Die Feier auf dem Dreißen­tal­hof wurde vom Chor des Sänger­bunds und durch die Stadt­ka­pel­le musika­lisch gestal­tet; ein Schüler des Gymna­si­ums rezitier­te von Dietrich Bonhoef­fer »Statio­nen auf dem Weg zur Freiheit«. Für die Anspra­che hatte, wie das Bild zeigt, Alt-Minis­ter­prä­si­dent Dr. Reinhold Maier gewon­nen werden können.

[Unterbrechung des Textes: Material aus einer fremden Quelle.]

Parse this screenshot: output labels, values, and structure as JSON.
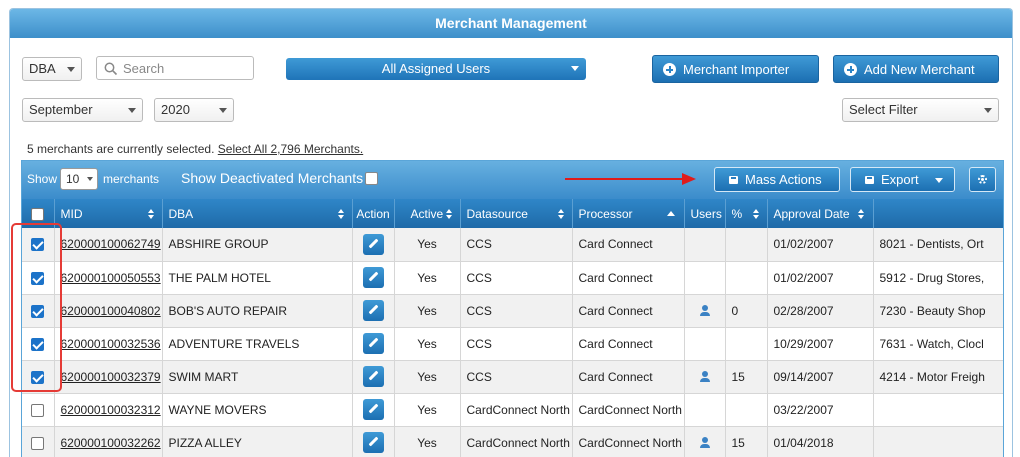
{
  "header": {
    "title": "Merchant Management"
  },
  "filters": {
    "dba_select": "DBA",
    "search_placeholder": "Search",
    "assigned_users": "All Assigned Users",
    "month": "September",
    "year": "2020",
    "select_filter": "Select Filter"
  },
  "actions": {
    "merchant_importer": "Merchant Importer",
    "add_new_merchant": "Add New Merchant"
  },
  "selection": {
    "text": "5 merchants are currently selected.",
    "select_all_link": "Select All 2,796 Merchants."
  },
  "toolbar": {
    "show_label": "Show",
    "page_size": "10",
    "merchants_label": "merchants",
    "show_deactivated": "Show Deactivated Merchants",
    "mass_actions": "Mass Actions",
    "export": "Export"
  },
  "table": {
    "columns": {
      "mid": "MID",
      "dba": "DBA",
      "action": "Action",
      "active": "Active",
      "datasource": "Datasource",
      "processor": "Processor",
      "users": "Users",
      "percent": "%",
      "approval_date": "Approval Date"
    },
    "rows": [
      {
        "checked": true,
        "mid": "620000100062749",
        "dba": "ABSHIRE GROUP",
        "active": "Yes",
        "datasource": "CCS",
        "processor": "Card Connect",
        "has_user": false,
        "percent": "",
        "approval_date": "01/02/2007",
        "mcc": "8021 - Dentists, Ort"
      },
      {
        "checked": true,
        "mid": "620000100050553",
        "dba": "THE PALM HOTEL",
        "active": "Yes",
        "datasource": "CCS",
        "processor": "Card Connect",
        "has_user": false,
        "percent": "",
        "approval_date": "01/02/2007",
        "mcc": "5912 - Drug Stores,"
      },
      {
        "checked": true,
        "mid": "620000100040802",
        "dba": "BOB'S AUTO REPAIR",
        "active": "Yes",
        "datasource": "CCS",
        "processor": "Card Connect",
        "has_user": true,
        "percent": "0",
        "approval_date": "02/28/2007",
        "mcc": "7230 - Beauty Shop"
      },
      {
        "checked": true,
        "mid": "620000100032536",
        "dba": "ADVENTURE TRAVELS",
        "active": "Yes",
        "datasource": "CCS",
        "processor": "Card Connect",
        "has_user": false,
        "percent": "",
        "approval_date": "10/29/2007",
        "mcc": "7631 - Watch, Clocl"
      },
      {
        "checked": true,
        "mid": "620000100032379",
        "dba": "SWIM MART",
        "active": "Yes",
        "datasource": "CCS",
        "processor": "Card Connect",
        "has_user": true,
        "percent": "15",
        "approval_date": "09/14/2007",
        "mcc": "4214 - Motor Freigh"
      },
      {
        "checked": false,
        "mid": "620000100032312",
        "dba": "WAYNE MOVERS",
        "active": "Yes",
        "datasource": "CardConnect North",
        "processor": "CardConnect North",
        "has_user": false,
        "percent": "",
        "approval_date": "03/22/2007",
        "mcc": ""
      },
      {
        "checked": false,
        "mid": "620000100032262",
        "dba": "PIZZA ALLEY",
        "active": "Yes",
        "datasource": "CardConnect North",
        "processor": "CardConnect North",
        "has_user": true,
        "percent": "15",
        "approval_date": "01/04/2018",
        "mcc": ""
      }
    ]
  }
}
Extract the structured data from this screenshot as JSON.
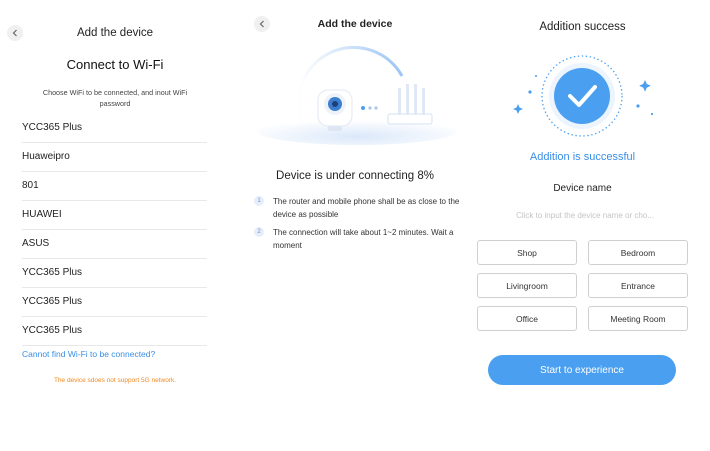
{
  "wifi_panel": {
    "title": "Add the device",
    "heading": "Connect to Wi-Fi",
    "hint": "Choose WiFi to be connected, and inout WiFi password",
    "networks": [
      "YCC365 Plus",
      "Huaweipro",
      "801",
      "HUAWEI",
      "ASUS",
      "YCC365 Plus",
      "YCC365 Plus",
      "YCC365 Plus"
    ],
    "cannot_find_link": "Cannot find Wi-Fi to be connected?",
    "warning": "The device sdoes not support 5G network.",
    "colors": {
      "link": "#3a8ee6",
      "warning": "#f08a24"
    }
  },
  "connecting_panel": {
    "title": "Add the device",
    "status": "Device is under connecting 8%",
    "progress_percent": 8,
    "tips": [
      {
        "num": "1",
        "text": "The router and mobile phone shall be as close to the device as possible"
      },
      {
        "num": "2",
        "text": "The connection will take about 1~2 minutes. Wait a moment"
      }
    ]
  },
  "success_panel": {
    "title": "Addition success",
    "success_text": "Addition is successful",
    "device_name_label": "Device name",
    "device_name_placeholder": "Click to input the device name or cho...",
    "rooms": [
      "Shop",
      "Bedroom",
      "Livingroom",
      "Entrance",
      "Office",
      "Meeting Room"
    ],
    "start_button": "Start to experience",
    "colors": {
      "accent": "#4a9ff0"
    }
  },
  "icons": [
    "back-arrow-icon",
    "camera-icon",
    "router-icon",
    "checkmark-icon"
  ]
}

1945 waren von den Besat­zungs­mäch­ten die frühe­ren Länder Württem­berg und Baden in drei neue Länder aufge­teilt worden: »Württem­berg — Baden« in der ameri­ka­ni­schen Zone und in der franzö­si­schen Zone »Württem­berg — Hohen­zol­lern« und (Süd-) »Baden«. Mit Dr. Reinhold Maier, dem Minis­ter­prä­si­den­ten von Württem­berg-Baden, als treiben­de Kraft, wurde 1948 in Karls­ru­he ein »Staats­ver­trag« geschlos­sen — (dieser Begriff begeg­net uns auch 1990 häufig), — der die Verei­ni­gung der drei Länder zum »Südwest­staat« herbei­füh­ren sollte. Da aber der Südba­de­ner Leo Wohleb diesen Vertrag nicht unter­zeich­ne­te, zogen sich Volks­ab­stim­mun­gen und Verhand­lun­gen mehre­re Jahre hin. Erst 1952 konnte das neue Land »Baden-Württem­berg« mit Reinhold Maier als erstem Minis­ter­prä­si­den­ten gebil­det werden. Als aufrech­ter Demokrat, exzel­len­ter Kenner der politi­schen Szene jener Zeit und Exper­te in Verei­ni­gungs­fra­gen war der Alt-Minis­ter­prä­si­dent für ein Wort zum 17. Juni gerade­zu präde­sti­niert, — und er hielt auch »eine vielbe­ach­te­te Rede« (BuG). Unser Foto zeigt ihn dabei.

Oberkochen

Bei genau­er Betrach­tung des Bildes fällt, knapp über dem fahnen­ge­schmück­ten Redner­pult sicht­bar, die Uhren­ket­te von Reinhold Maier auf. Wie Herbert Schnei­der im Buch »Die Geschich­te Baden-Württem­bergs« berich­tet, spiel­te die zur Kette gehören­de Uhr bei der Gründung des neuen Bundes­lan­des eine Rolle: »Kurz nachdem am 25.4.1952 der langjäh­ri­ge Regie­rungs­chef von Württem­berg-Baden Reinhold Maier gegen die Stimmen der stärks­ten Landtags­frak­ti­on zum ersten Minis­ter­prä­si­den­ten gewählt worden war und seine Regie­rung vorge­stellt hatte, holte er seine altvä­ter­li­che Uhr aus der Westen­ta­sche und verkün­de­te um 12.30 Uhr:

»Mit dieser Erklä­rung sind die Länder Baden, Württem­berg-Baden und Württem­berg-Hohen­zol­lern zu einem Bundes­land verei­nigt. Meine Frauen und Männer! Gott schüt­ze das neue Bundes­land«. »Seine Erklä­rung ging in Rufen sich überrum­pelt fühlen­der Abgeord­ne­ter und im stürmi­schen Beifalls­klat­schen der Regie­rungs­frak­tio­nen unter.« Diese Szene hatte sich im Behelfs­ge­bäu­de des Landtags in der Stutt­gar­ter Heusteig­stra­ße zugetra­gen. Der »Fuchs vom Remstal«, wie man Reinhold Maier manch­mal nannte, hatte seine Konkur­ren­ten wieder einmal ausgespielt.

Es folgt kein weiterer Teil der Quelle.